Further, this Court is cognizant of CPLR 105(u) which provides that a verified pleading may be utilized as an affidavit whenever required. With respect to applications for summary judgment, the Court deems a verified pleading as the statutory equivalent of a responsive affidavit. Sanchez v. National Railroad Passenger Corp., 92 A.D.3d 600; Talansky v. Schulman, 2 A.D.3d 355. However, in the case at bar, Plaintiff, Lisa Gatoff's, verified complaint sharply contradicts her deposition testimony. The testimony elicited from Lisa Gatoff during her deposition demonstrates that she has little or no knowledge about the circumstances leading up to the accident.
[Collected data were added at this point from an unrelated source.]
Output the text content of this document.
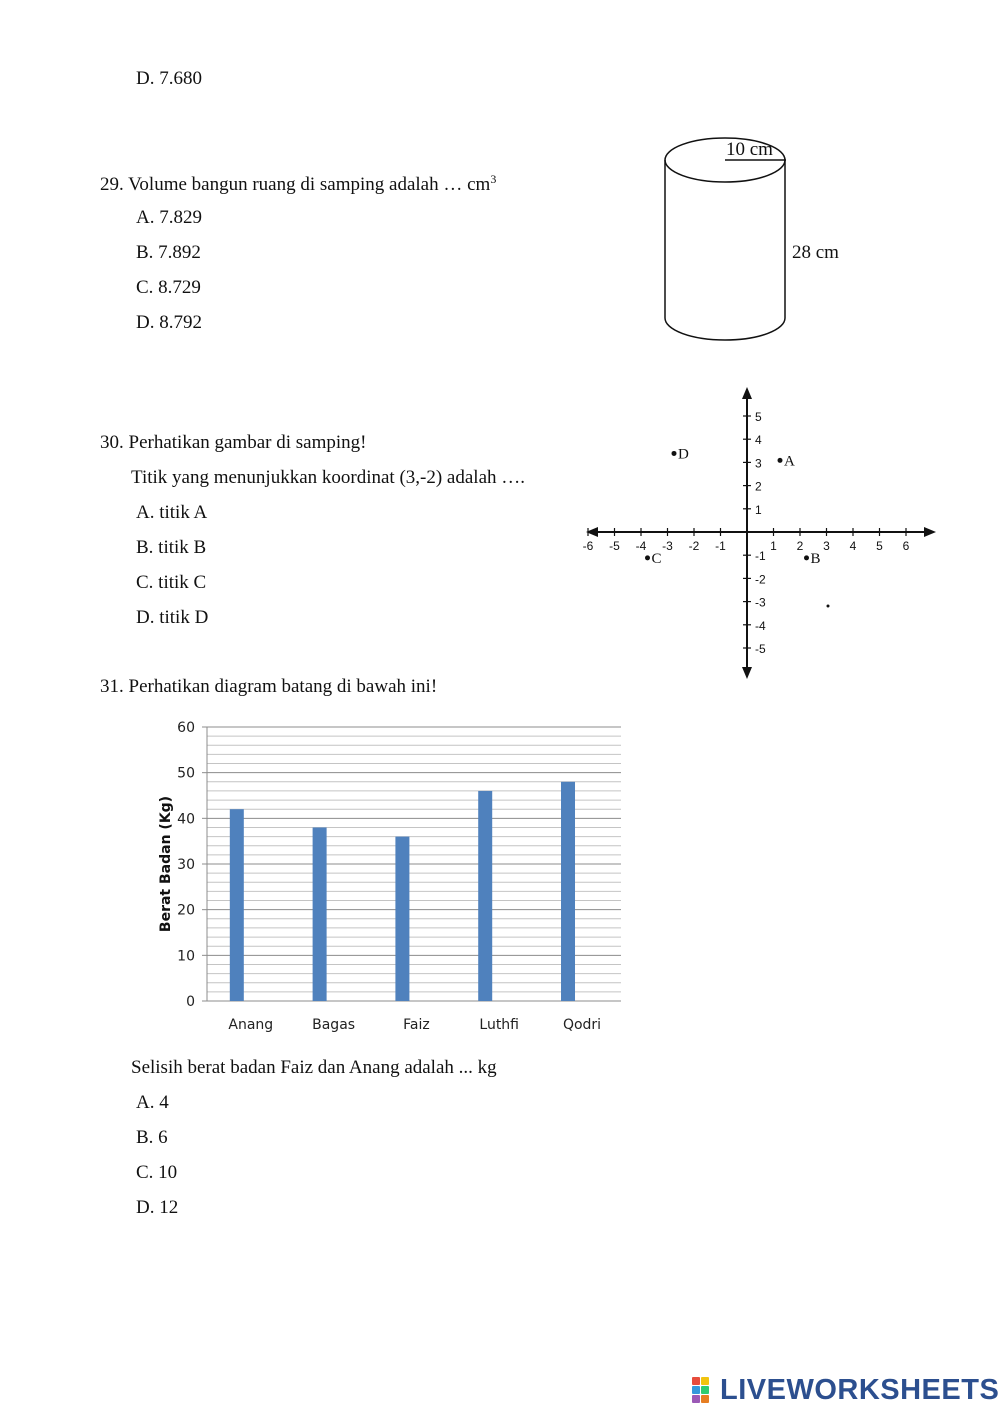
D. 7.680
29. Volume bangun ruang di samping adalah … $cm^3$
A. 7.829
B. 7.892
C. 8.729
D. 8.792
10 cm
28 cm
30. Perhatikan gambar di samping!
Titik yang menunjukkan koordinat (3,-2) adalah ….
A. titik A
B. titik B
C. titik C
D. titik D
-6 -5 -4 -3 -2 -1	1 2 3 4 5 6
5
4
3
2
1
-1
-2
-3
-4
-5
A
B
C
D
31. Perhatikan diagram batang di bawah ini!
0
10
20
30
40
50
60
Berat Badan (Kg)
Anang	Bagas	Faiz	Luthfi	Qodri
Selisih berat badan Faiz dan Anang adalah ... kg
A. 4
B. 6
C. 10
D. 12
LIVEWORKSHEETS
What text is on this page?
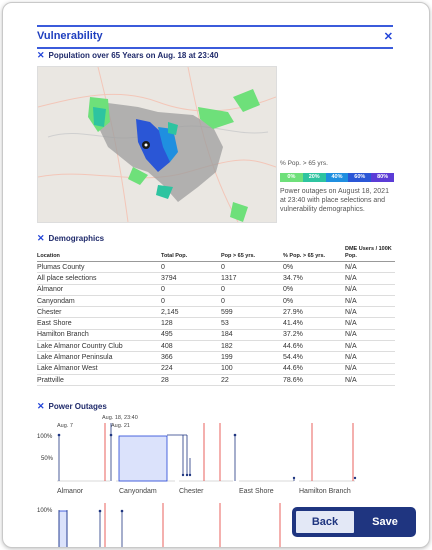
Vulnerability	✕
✕ Population over 65 Years on Aug. 18 at 23:40
% Pop. > 65 yrs.
0%	20%	40%	60%	80%
Power outages on August 18, 2021 at 23:40 with place selections and vulnerability demographics.
✕ Demographics
Location	Total Pop.	Pop > 65 yrs.	% Pop. > 65 yrs.	DME Users / 100K Pop.
Plumas County	0	0	0%	N/A
All place selections	3794	1317	34.7%	N/A
Almanor	0	0	0%	N/A
Canyondam	0	0	0%	N/A
Chester	2,145	599	27.9%	N/A
East Shore	128	53	41.4%	N/A
Hamilton Branch	495	184	37.2%	N/A
Lake Almanor Country Club	408	182	44.6%	N/A
Lake Almanor Peninsula	366	199	54.4%	N/A
Lake Almanor West	224	100	44.6%	N/A
Prattville	28	22	78.6%	N/A
✕ Power Outages
100%
50%
100%
Aug. 18, 23:40
Aug. 7	Aug. 21
Almanor	Canyondam	Chester	East Shore	Hamilton Branch
Back	Save
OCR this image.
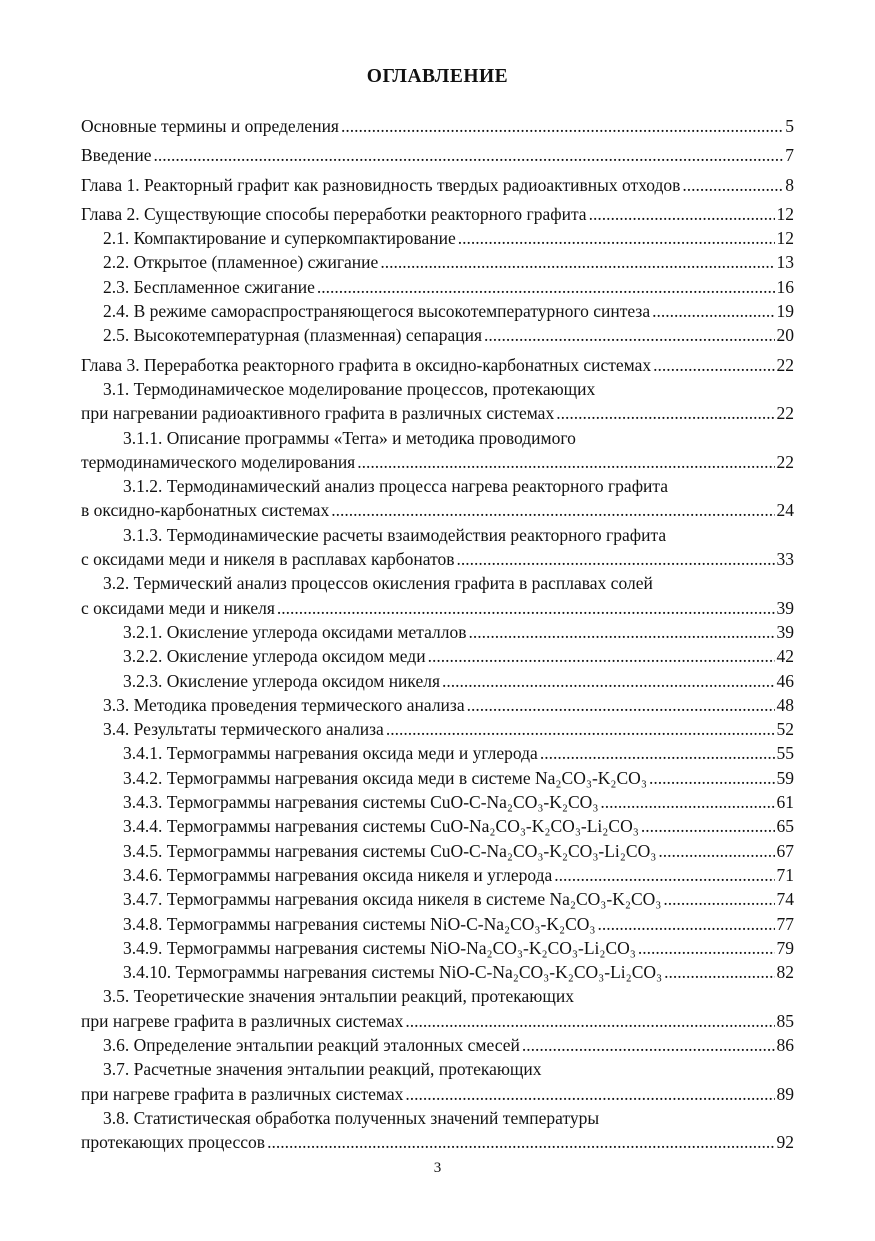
ОГЛАВЛЕНИЕ
Основные термины и определения .....	5
Введение .....	7
Глава 1. Реакторный графит как разновидность твердых радиоактивных отходов .....	8
Глава 2. Существующие способы переработки реакторного графита .....	12
2.1. Компактирование и суперкомпактирование .....	12
2.2. Открытое (пламенное) сжигание .....	13
2.3. Беспламенное сжигание .....	16
2.4. В режиме самораспространяющегося высокотемпературного синтеза .....	19
2.5. Высокотемпературная (плазменная) сепарация .....	20
Глава 3. Переработка реакторного графита в оксидно-карбонатных системах .....	22
3.1. Термодинамическое моделирование процессов, протекающих
при нагревании радиоактивного графита в различных системах .....	22
3.1.1. Описание программы «Terra» и методика проводимого
термодинамического моделирования .....	22
3.1.2. Термодинамический анализ процесса нагрева реакторного графита
в оксидно-карбонатных системах .....	24
3.1.3. Термодинамические расчеты взаимодействия реакторного графита
с оксидами меди и никеля в расплавах карбонатов .....	33
3.2. Термический анализ процессов окисления графита в расплавах солей
с оксидами меди и никеля .....	39
3.2.1. Окисление углерода оксидами металлов .....	39
3.2.2. Окисление углерода оксидом меди .....	42
3.2.3. Окисление углерода оксидом никеля .....	46
3.3. Методика проведения термического анализа .....	48
3.4. Результаты термического анализа .....	52
3.4.1. Термограммы нагревания оксида меди и углерода .....	55
3.4.2. Термограммы нагревания оксида меди в системе Na₂CO₃-K₂CO₃ .....	59
3.4.3. Термограммы нагревания системы CuO-C-Na₂CO₃-K₂CO₃ .....	61
3.4.4. Термограммы нагревания системы CuO-Na₂CO₃-K₂CO₃-Li₂CO₃ .....	65
3.4.5. Термограммы нагревания системы CuO-C-Na₂CO₃-K₂CO₃-Li₂CO₃ .....	67
3.4.6. Термограммы нагревания оксида никеля и углерода .....	71
3.4.7. Термограммы нагревания оксида никеля в системе Na₂CO₃-K₂CO₃ .....	74
3.4.8. Термограммы нагревания системы NiO-C-Na₂CO₃-K₂CO₃ .....	77
3.4.9. Термограммы нагревания системы NiO-Na₂CO₃-K₂CO₃-Li₂CO₃ .....	79
3.4.10. Термограммы нагревания системы NiO-C-Na₂CO₃-K₂CO₃-Li₂CO₃ .....	82
3.5. Теоретические значения энтальпии реакций, протекающих
при нагреве графита в различных системах .....	85
3.6. Определение энтальпии реакций эталонных смесей .....	86
3.7. Расчетные значения энтальпии реакций, протекающих
при нагреве графита в различных системах .....	89
3.8. Статистическая обработка полученных значений температуры
протекающих процессов .....	92
3
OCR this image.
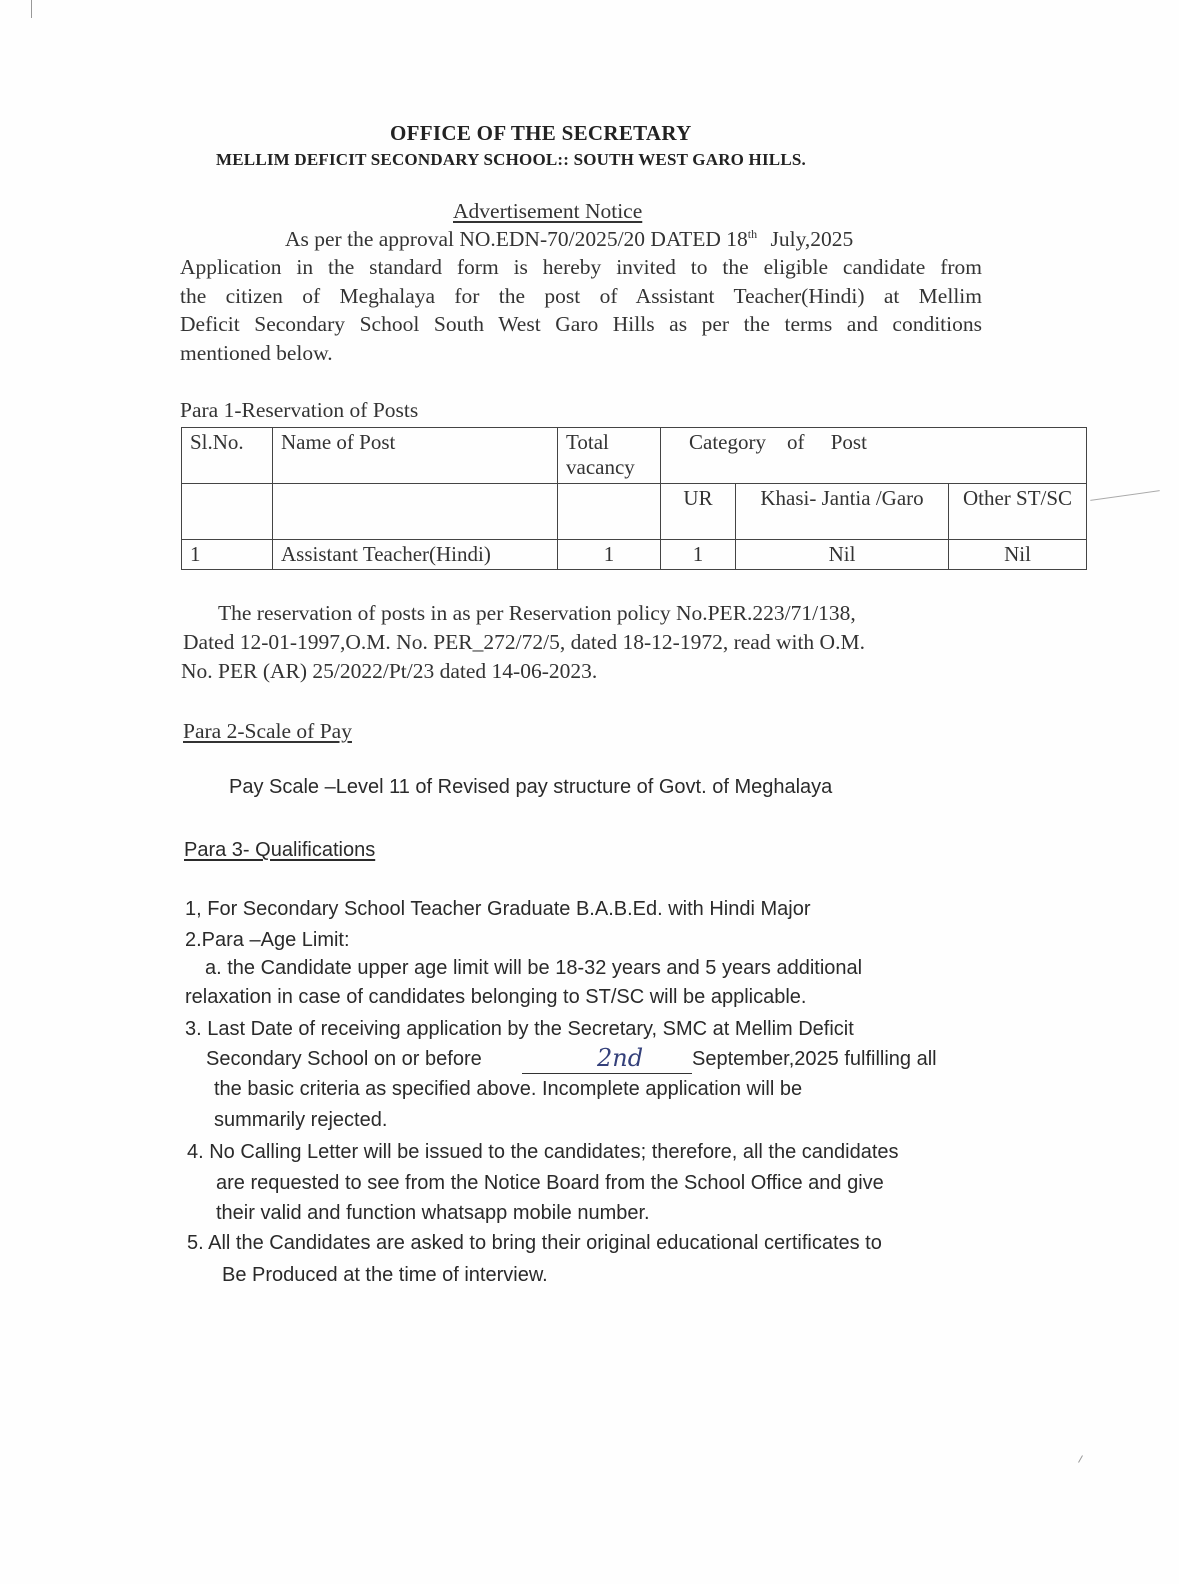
OFFICE OF THE SECRETARY
MELLIM DEFICIT SECONDARY SCHOOL:: SOUTH WEST GARO HILLS.
Advertisement Notice
As per the approval NO.EDN-70/2025/20 DATED 18th July,2025
Application in the standard form is hereby invited to the eligible candidate from
the citizen of Meghalaya for the post of Assistant Teacher(Hindi) at Mellim
Deficit Secondary School South West Garo Hills as per the terms and conditions
mentioned below.
Para 1-Reservation of Posts
Sl.No.	Name of Post	Total vacancy	Category    of     Post		
			UR	Khasi- Jantia /Garo	Other ST/SC
1	Assistant Teacher(Hindi)	1	1	Nil	Nil
The reservation of posts in as per Reservation policy No.PER.223/71/138,
Dated 12-01-1997,O.M. No. PER_272/72/5, dated 18-12-1972, read with O.M.
No. PER (AR) 25/2022/Pt/23 dated 14-06-2023.
Para 2-Scale of Pay
Pay Scale –Level 11 of Revised pay structure of Govt. of Meghalaya
Para 3- Qualifications
1, For Secondary School Teacher Graduate B.A.B.Ed. with Hindi Major
2.Para –Age Limit:
a. the Candidate upper age limit will be 18-32 years and 5 years additional
relaxation in case of candidates belonging to ST/SC will be applicable.
3. Last Date of receiving application by the Secretary, SMC at Mellim Deficit
Secondary School on or before	2nd September,2025 fulfilling all
the basic criteria as specified above. Incomplete application will be
summarily rejected.
4. No Calling Letter will be issued to the candidates; therefore, all the candidates
are requested to see from the Notice Board from the School Office and give
their valid and function whatsapp mobile number.
5. All the Candidates are asked to bring their original educational certificates to
Be Produced at the time of interview.
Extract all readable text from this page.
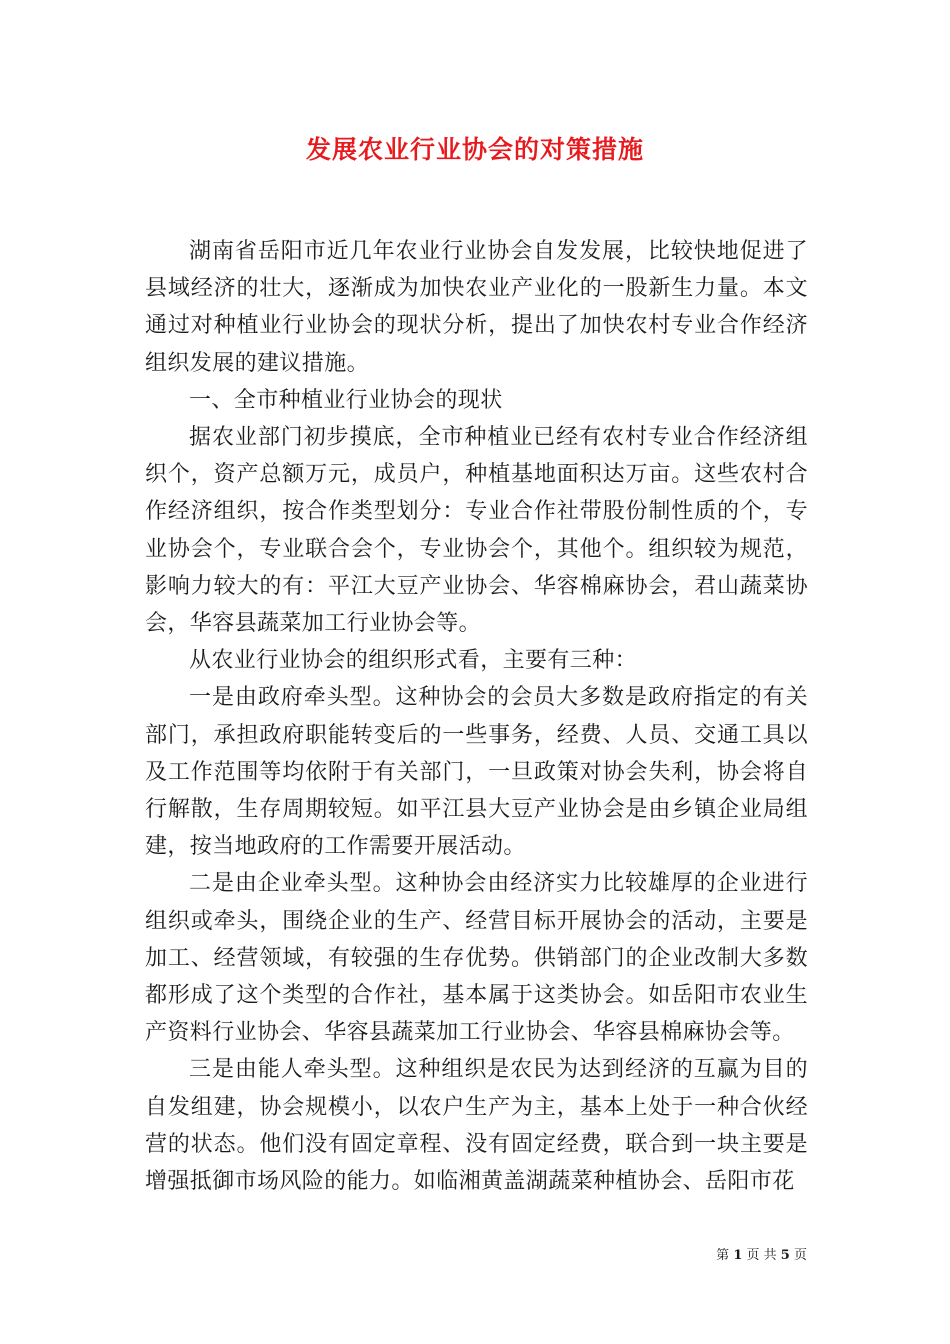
发展农业行业协会的对策措施

湖南省岳阳市近几年农业行业协会自发发展，比较快地促进了县域经济的壮大，逐渐成为加快农业产业化的一股新生力量。本文通过对种植业行业协会的现状分析，提出了加快农村专业合作经济组织发展的建议措施。

一、全市种植业行业协会的现状

据农业部门初步摸底，全市种植业已经有农村专业合作经济组织个，资产总额万元，成员户，种植基地面积达万亩。这些农村合作经济组织，按合作类型划分：专业合作社带股份制性质的个，专业协会个，专业联合会个，专业协会个，其他个。组织较为规范，影响力较大的有：平江大豆产业协会、华容棉麻协会，君山蔬菜协会，华容县蔬菜加工行业协会等。

从农业行业协会的组织形式看，主要有三种：

一是由政府牵头型。这种协会的会员大多数是政府指定的有关部门，承担政府职能转变后的一些事务，经费、人员、交通工具以及工作范围等均依附于有关部门，一旦政策对协会失利，协会将自行解散，生存周期较短。如平江县大豆产业协会是由乡镇企业局组建，按当地政府的工作需要开展活动。

二是由企业牵头型。这种协会由经济实力比较雄厚的企业进行组织或牵头，围绕企业的生产、经营目标开展协会的活动，主要是加工、经营领域，有较强的生存优势。供销部门的企业改制大多数都形成了这个类型的合作社，基本属于这类协会。如岳阳市农业生产资料行业协会、华容县蔬菜加工行业协会、华容县棉麻协会等。

三是由能人牵头型。这种组织是农民为达到经济的互赢为目的自发组建，协会规模小，以农户生产为主，基本上处于一种合伙经营的状态。他们没有固定章程、没有固定经费，联合到一块主要是增强抵御市场风险的能力。如临湘黄盖湖蔬菜种植协会、岳阳市花

第 1 页 共 5 页
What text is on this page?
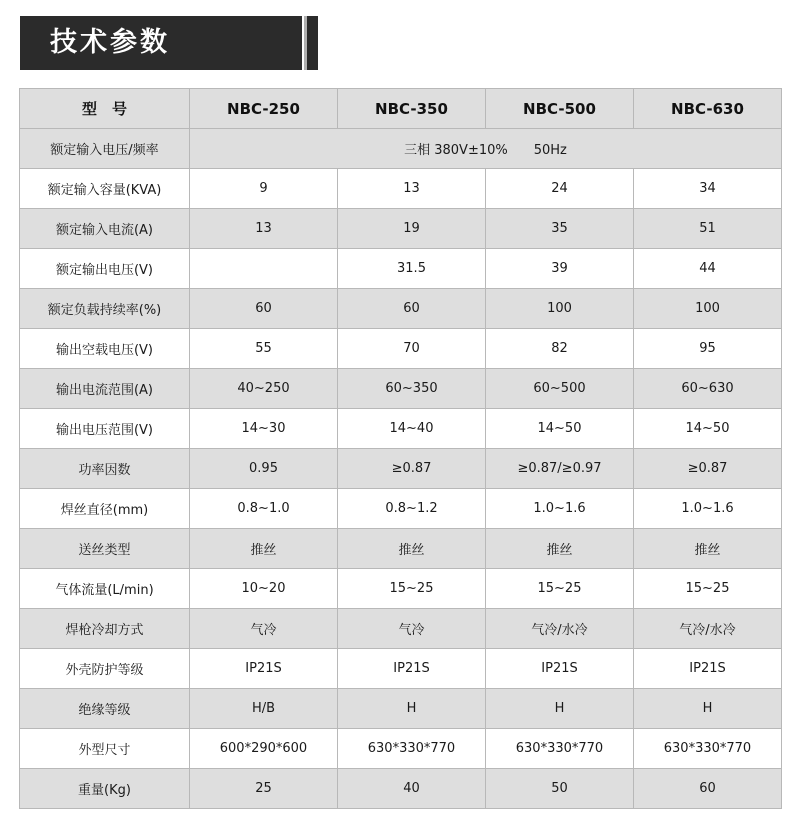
技术参数
型　号	NBC-250	NBC-350	NBC-500	NBC-630
额定输入电压/频率	三相 380V±10%　　50Hz			
额定输入容量(KVA)	9	13	24	34
额定输入电流(A)	13	19	35	51
额定输出电压(V)		31.5	39	44
额定负载持续率(%)	60	60	100	100
输出空载电压(V)	55	70	82	95
输出电流范围(A)	40~250	60~350	60~500	60~630
输出电压范围(V)	14~30	14~40	14~50	14~50
功率因数	0.95	≥0.87	≥0.87/≥0.97	≥0.87
焊丝直径(mm)	0.8~1.0	0.8~1.2	1.0~1.6	1.0~1.6
送丝类型	推丝	推丝	推丝	推丝
气体流量(L/min)	10~20	15~25	15~25	15~25
焊枪冷却方式	气冷	气冷	气冷/水冷	气冷/水冷
外壳防护等级	IP21S	IP21S	IP21S	IP21S
绝缘等级	H/B	H	H	H
外型尺寸	600*290*600	630*330*770	630*330*770	630*330*770
重量(Kg)	25	40	50	60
She fails to offer this Court evidence that defendant HES possessed knowledge that defendants Deixler and Ballan were visibly intoxicated and that their intoxication resulted in the injuries she allegedly sustained.
Based upon all of the foregoing, defendant HES's application seeking summary judgment with respect to GOL §11-101(1) is granted.
Conversely, defendant HES's application seeking summary judgment with respect to Plaintiff's first, negligence-based cause of action is denied.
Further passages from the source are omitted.